Healthcare brand valuation remains a high priority to healthcare organizations during COVID-19. The first step is to understand the inherent value of the intellectual assets that comprise your brand.
Brand assets defined. Brand assets consist of a healthcare organization’s creative output, each component of which holds economic value. Just like real estate, automobiles, jewelry, or other forms of tangible property, healthcare brands are valued assets as well. Specifically, healthcare brands are categorized as intangible assets. Unlike real property assets, brands cannot be touched or seen. Yet similar to real property, brands can be created, increase in value, licensed, bought, and sold. Brands can also be used as collateral for loans. So why not seek to leverage the equity that lays untapped in your healthcare brands? This is what several companies have already done in non-healthcare sectors. Leading healthcare organizations are doing the same.
Brand assets elements. Your healthcare brand is the sum of all of its intangible parts. This includes:
- brand names
- marketing collateral
- website content, including copy
- logos and images
- digital images, including photos
- customer lists
- patient and employee testimonials
- blog content
- articles and white papers
- professional and consumer presentations
- wellness publications and workshops
- proprietary software
Most valuable of all? The aggregate consumer trust and goodwill associated with your branding efforts.
What’s your brand’s value? Healthcare brand valuation beings with assets identification and capture. Several studies have shown that the value of a company’s intangible assets are valued higher that its real property holdings, including buildings and inventory. Why? Because a brand’s value includes its associated goodwill among the relevant consuming public. Think of it! Your balance sheet may be holding more assets than you ever thought possible. Now is the time to identify, protect, and extract your health brand’s value.

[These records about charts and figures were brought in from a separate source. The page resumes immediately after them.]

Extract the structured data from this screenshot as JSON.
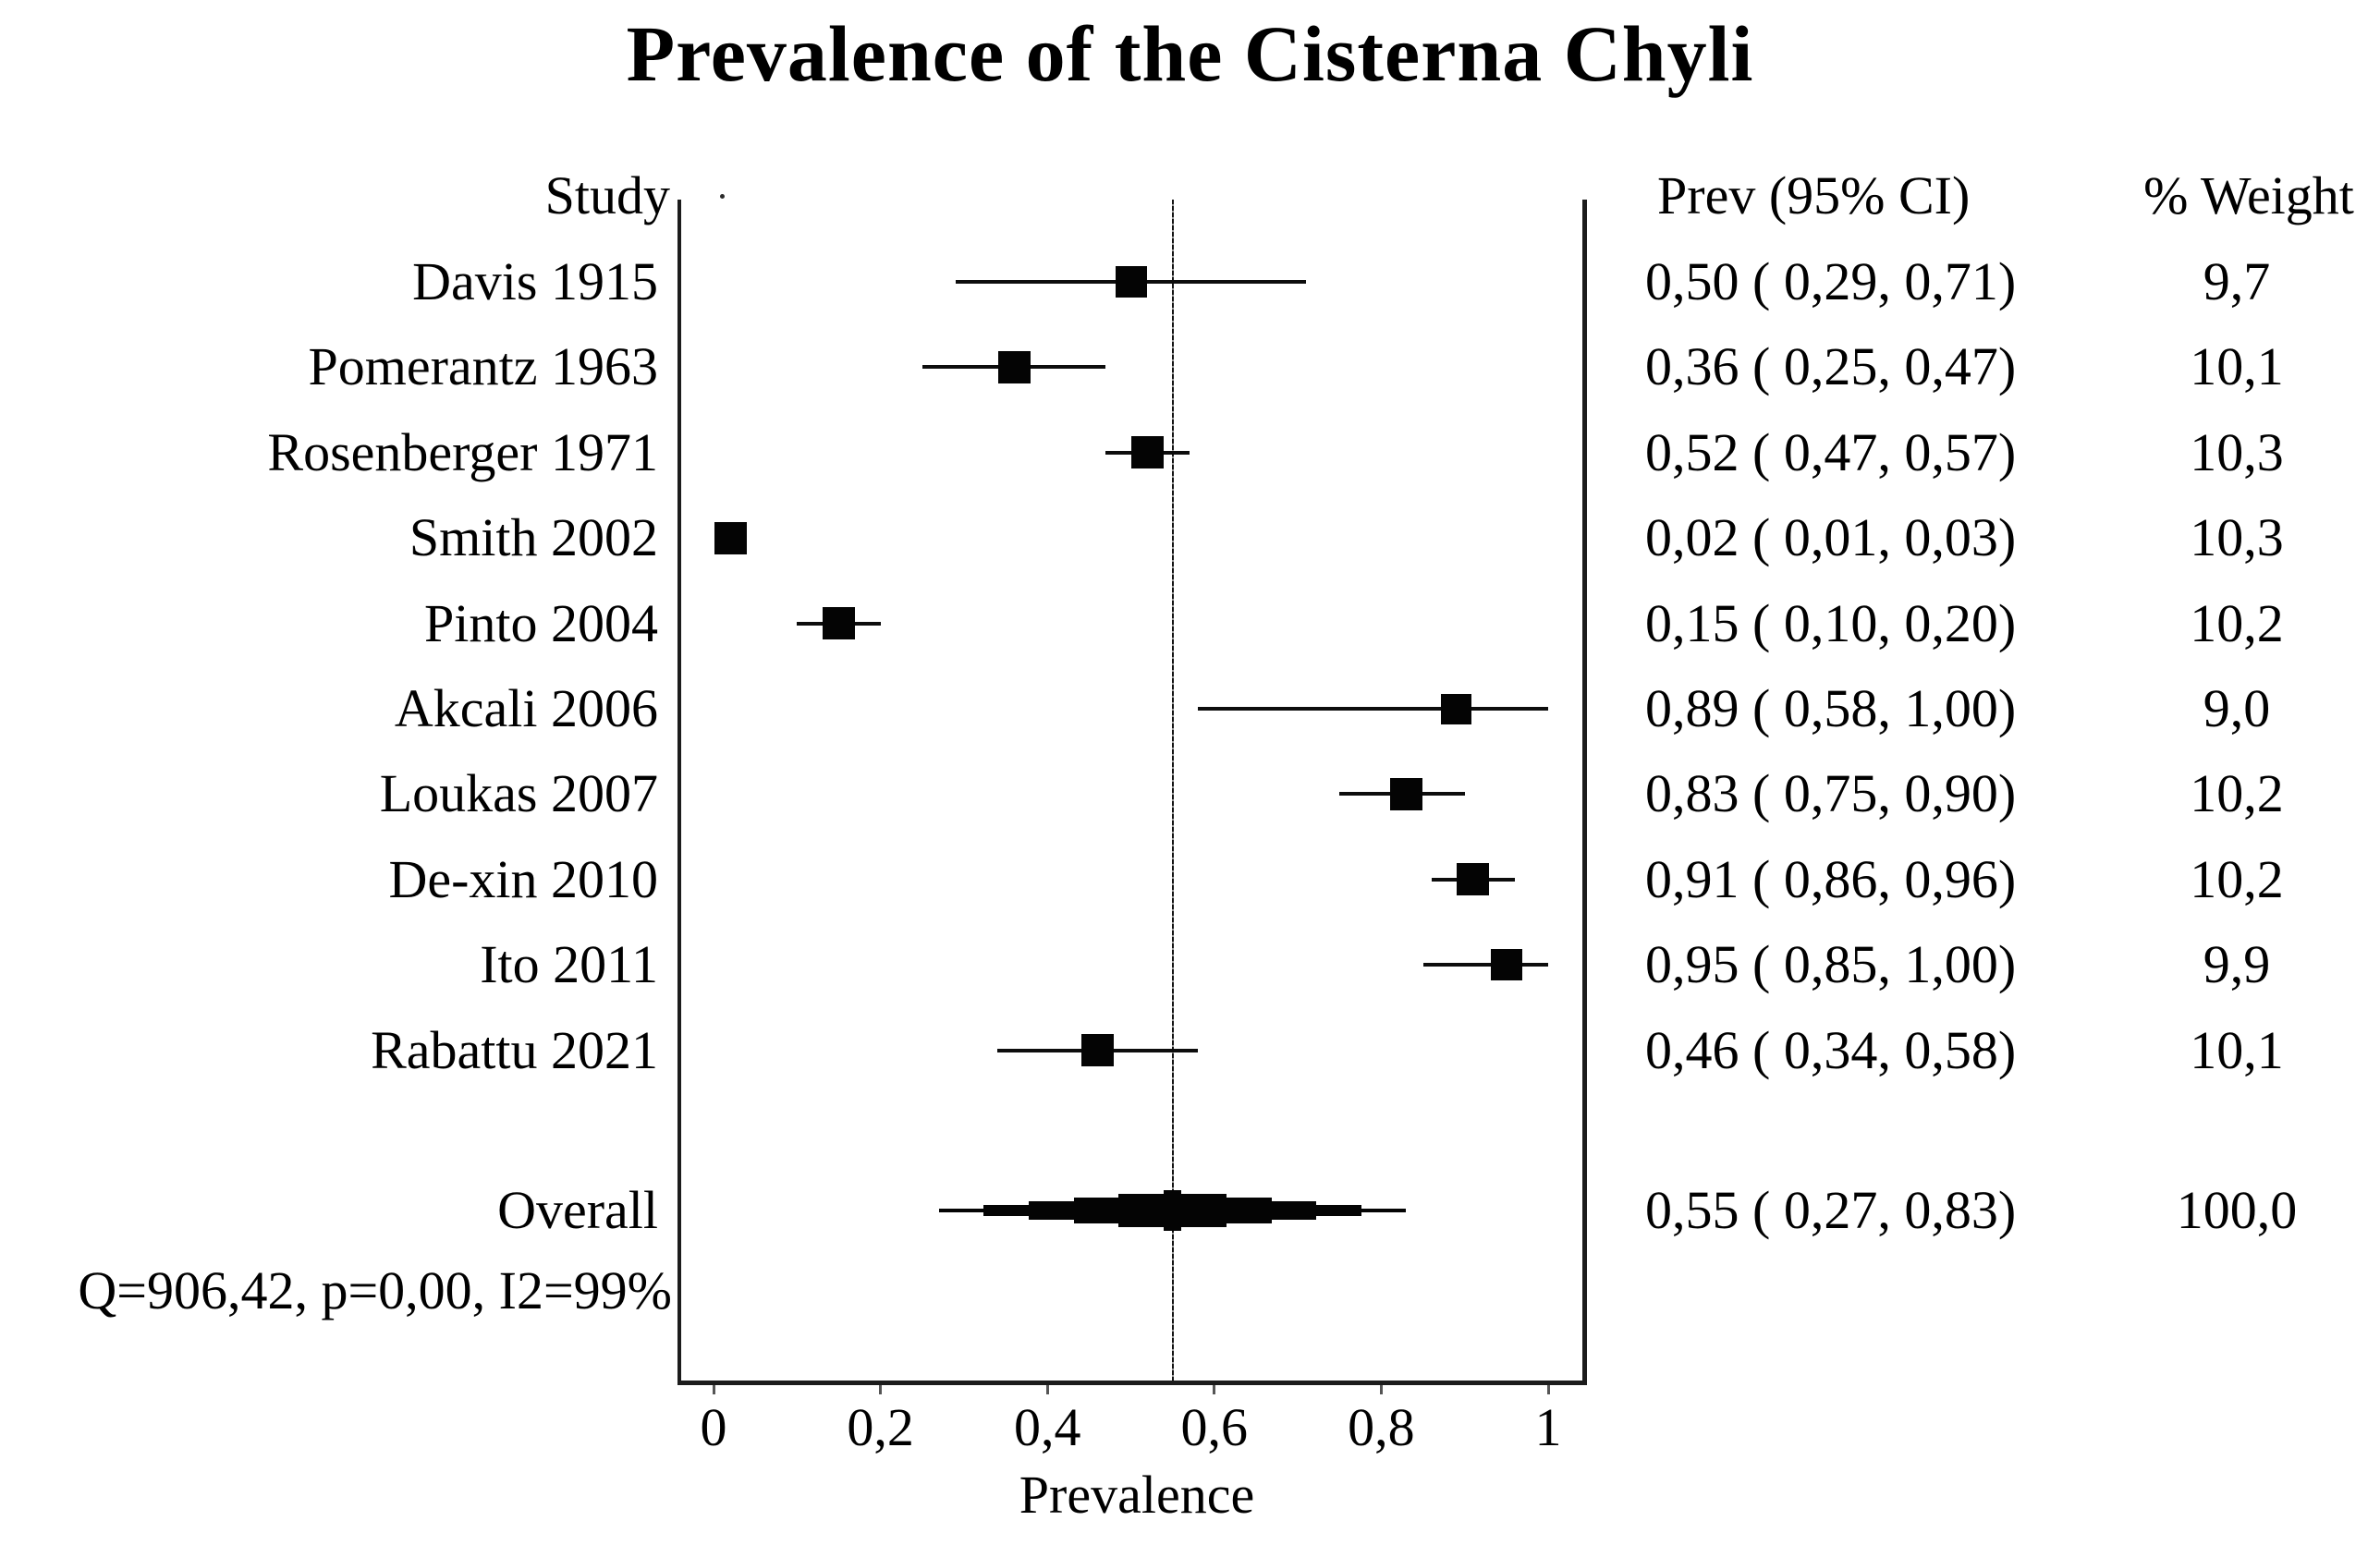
{
  "title": "Prevalence of the Cisterna Chyli",
  "columns": {
    "study": "Study",
    "prev": "Prev (95% CI)",
    "weight": "% Weight"
  },
  "heterogeneity": "Q=906,42, p=0,00, I2=99%",
  "axis": {
    "label": "Prevalence",
    "ticks": [
      "0",
      "0,2",
      "0,4",
      "0,6",
      "0,8",
      "1"
    ],
    "tick_values": [
      0,
      0.2,
      0.4,
      0.6,
      0.8,
      1
    ]
  },
  "colors": {
    "ink": "#000000",
    "marker": "#040404",
    "background": "#ffffff",
    "tick": "#555555"
  },
  "chart_data": {
    "type": "scatter",
    "variant": "forest-plot",
    "title": "Prevalence of the Cisterna Chyli",
    "xlabel": "Prevalence",
    "ylabel": "",
    "xlim": [
      -0.04,
      1.04
    ],
    "grid": false,
    "reference_line": 0.55,
    "studies": [
      {
        "label": "Davis 1915",
        "est": 0.5,
        "lo": 0.29,
        "hi": 0.71,
        "prev_text": "0,50 ( 0,29, 0,71)",
        "weight": 9.7,
        "weight_text": "9,7"
      },
      {
        "label": "Pomerantz 1963",
        "est": 0.36,
        "lo": 0.25,
        "hi": 0.47,
        "prev_text": "0,36 ( 0,25, 0,47)",
        "weight": 10.1,
        "weight_text": "10,1"
      },
      {
        "label": "Rosenberger 1971",
        "est": 0.52,
        "lo": 0.47,
        "hi": 0.57,
        "prev_text": "0,52 ( 0,47, 0,57)",
        "weight": 10.3,
        "weight_text": "10,3"
      },
      {
        "label": "Smith 2002",
        "est": 0.02,
        "lo": 0.01,
        "hi": 0.03,
        "prev_text": "0,02 ( 0,01, 0,03)",
        "weight": 10.3,
        "weight_text": "10,3"
      },
      {
        "label": "Pinto 2004",
        "est": 0.15,
        "lo": 0.1,
        "hi": 0.2,
        "prev_text": "0,15 ( 0,10, 0,20)",
        "weight": 10.2,
        "weight_text": "10,2"
      },
      {
        "label": "Akcali 2006",
        "est": 0.89,
        "lo": 0.58,
        "hi": 1.0,
        "prev_text": "0,89 ( 0,58, 1,00)",
        "weight": 9.0,
        "weight_text": "9,0"
      },
      {
        "label": "Loukas 2007",
        "est": 0.83,
        "lo": 0.75,
        "hi": 0.9,
        "prev_text": "0,83 ( 0,75, 0,90)",
        "weight": 10.2,
        "weight_text": "10,2"
      },
      {
        "label": "De-xin 2010",
        "est": 0.91,
        "lo": 0.86,
        "hi": 0.96,
        "prev_text": "0,91 ( 0,86, 0,96)",
        "weight": 10.2,
        "weight_text": "10,2"
      },
      {
        "label": "Ito 2011",
        "est": 0.95,
        "lo": 0.85,
        "hi": 1.0,
        "prev_text": "0,95 ( 0,85, 1,00)",
        "weight": 9.9,
        "weight_text": "9,9"
      },
      {
        "label": "Rabattu 2021",
        "est": 0.46,
        "lo": 0.34,
        "hi": 0.58,
        "prev_text": "0,46 ( 0,34, 0,58)",
        "weight": 10.1,
        "weight_text": "10,1"
      }
    ],
    "overall": {
      "label": "Overall",
      "est": 0.55,
      "lo": 0.27,
      "hi": 0.83,
      "prev_text": "0,55 ( 0,27, 0,83)",
      "weight": 100.0,
      "weight_text": "100,0"
    },
    "heterogeneity": "Q=906,42, p=0,00, I2=99%",
    "legend": null
  }
}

In the celebrated book, Rembrandts in the Attic, the authors illustrated how IBM and other companies leveraged the value of overlooked intellectual assets to create incremental revenue streams. This strategy is also effective to maintain competitive advantage. To do so, healthcare organizations must first identify what they own that is eligible for intellectual property protection. Second, they must institute a program to protect it. Creating a dedicated team is a good place to start.
Brand Assets Group. A Brand Assets Group (BAG) is a cross-departmental team tasked with four major responsibilities, namely to:
- implement a system to identify and capture your major brand assets;
- create a process to secure ownership or permissions to use third-party owned assets;
- monitor and mitigate the risks associated with brand use; and
- seek opportunities to monetize the value of your brand assets within your relevant geographic market
Your BAG should be comprised of people in various departments who are responsible for various components of your brand. These typically include representatives from various internal and external stakeholder groups: Each BAG member should be trained on how to identify, capture, and monetize your branding assets. They should also know which components of your overall brand’s health they are responsible for, and how they fit into your holistic brand protection, risk, and monetization continuum.
Conclusion: Just like other financial assets, the management of branding assets require a cross-departmental team that works together. The goal is to safeguard and maximize the attributes of these assets for the benefit of the healthcare organization. Creating a Brand Assets Group can help achieve your strategic and financial goals.